The previous chapter criticised the language of pragmatism and expediency that sustains the current path of global capitalism. This is why the last chapter discussed the nature of numbers and their role in how we experience the world. In particular, it looked at the way that mathematics has insinuated itself into our temporal experience in order to persuade us that time is a halting process of ‘stasis’, rather than ‘flow’ (see Chapter 11). Mathematics is a profoundly unsituated language, both temporally and spatially. In this sense, it generates an ethical dilemma that is similar to that of design. Both scientists and artists ask for an ideologically ‘neutral’ space within which to think, yet both have to face the unforeseen consequences of their inventiveness. Classical science implies that a citizen might be able to observe ‘reality’ without needing to include his or her role within the account.

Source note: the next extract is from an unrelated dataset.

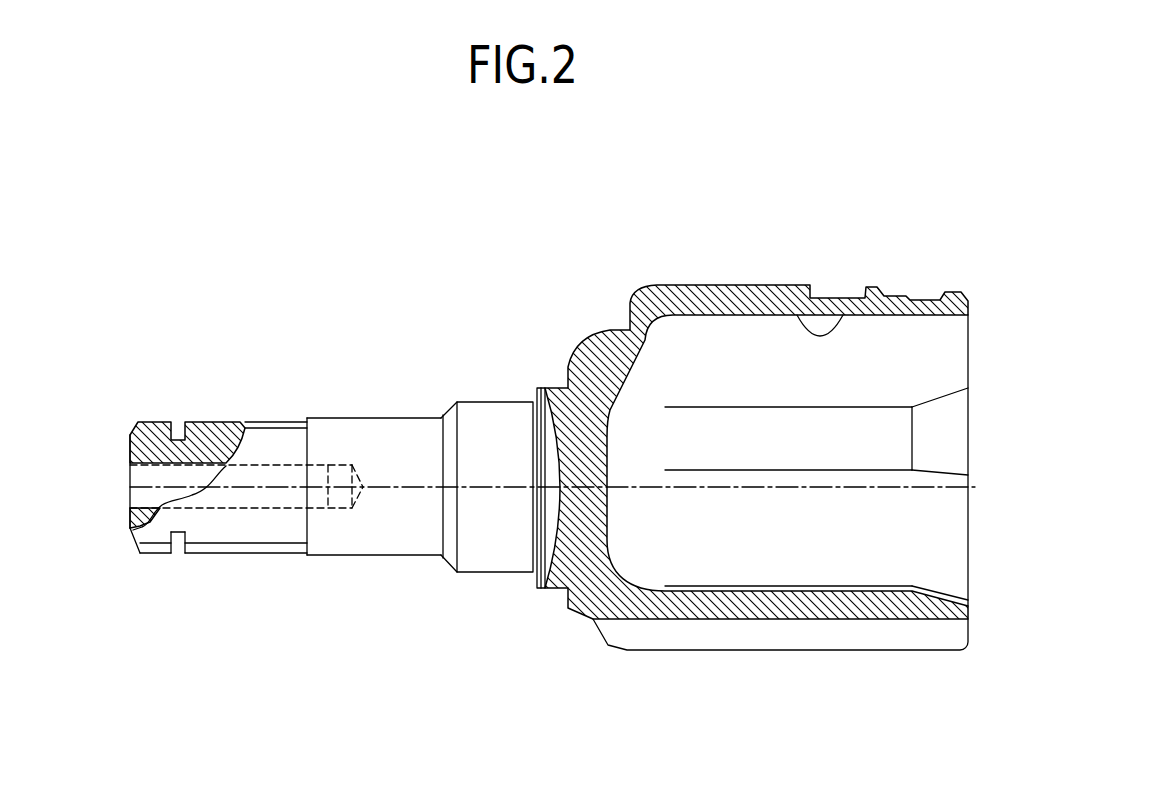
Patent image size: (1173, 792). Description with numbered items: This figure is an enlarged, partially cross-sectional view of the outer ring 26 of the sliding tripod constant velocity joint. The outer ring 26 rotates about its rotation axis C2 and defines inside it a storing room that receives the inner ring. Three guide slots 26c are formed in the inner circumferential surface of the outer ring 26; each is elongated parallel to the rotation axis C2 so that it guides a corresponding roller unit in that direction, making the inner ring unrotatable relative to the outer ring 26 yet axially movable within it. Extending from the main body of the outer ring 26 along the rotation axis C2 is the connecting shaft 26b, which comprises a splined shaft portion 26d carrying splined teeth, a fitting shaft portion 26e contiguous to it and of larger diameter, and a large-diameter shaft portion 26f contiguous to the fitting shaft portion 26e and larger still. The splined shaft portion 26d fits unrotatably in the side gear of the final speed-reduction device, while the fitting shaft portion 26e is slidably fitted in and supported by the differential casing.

Early in the twenty-first century, Professor Stephen Hawking was disappointed not to find a TOE (a ‘Theory of Everything’) and has now given up. His quest echoes the claim by Pythagoras that numbers can somehow exemplify everything that exists. For simpleminded non-cosmologists, however, it raises a number of questions about what is meant by ‘everything’. This is a big word. Does it, for example, include you, who are reading this text at this very moment? Does it include what you can see around you and what you can imagine might happen in the next 5 minutes? Does it include your own ‘dream’ of the world? Indeed, does it include your dream of your own ‘dream’ of the world? This raises several more difficult questions. If the human mind is capable of observing, understanding and describing its own condition whilst taking everything else into account, why would we wish to reduce this capability?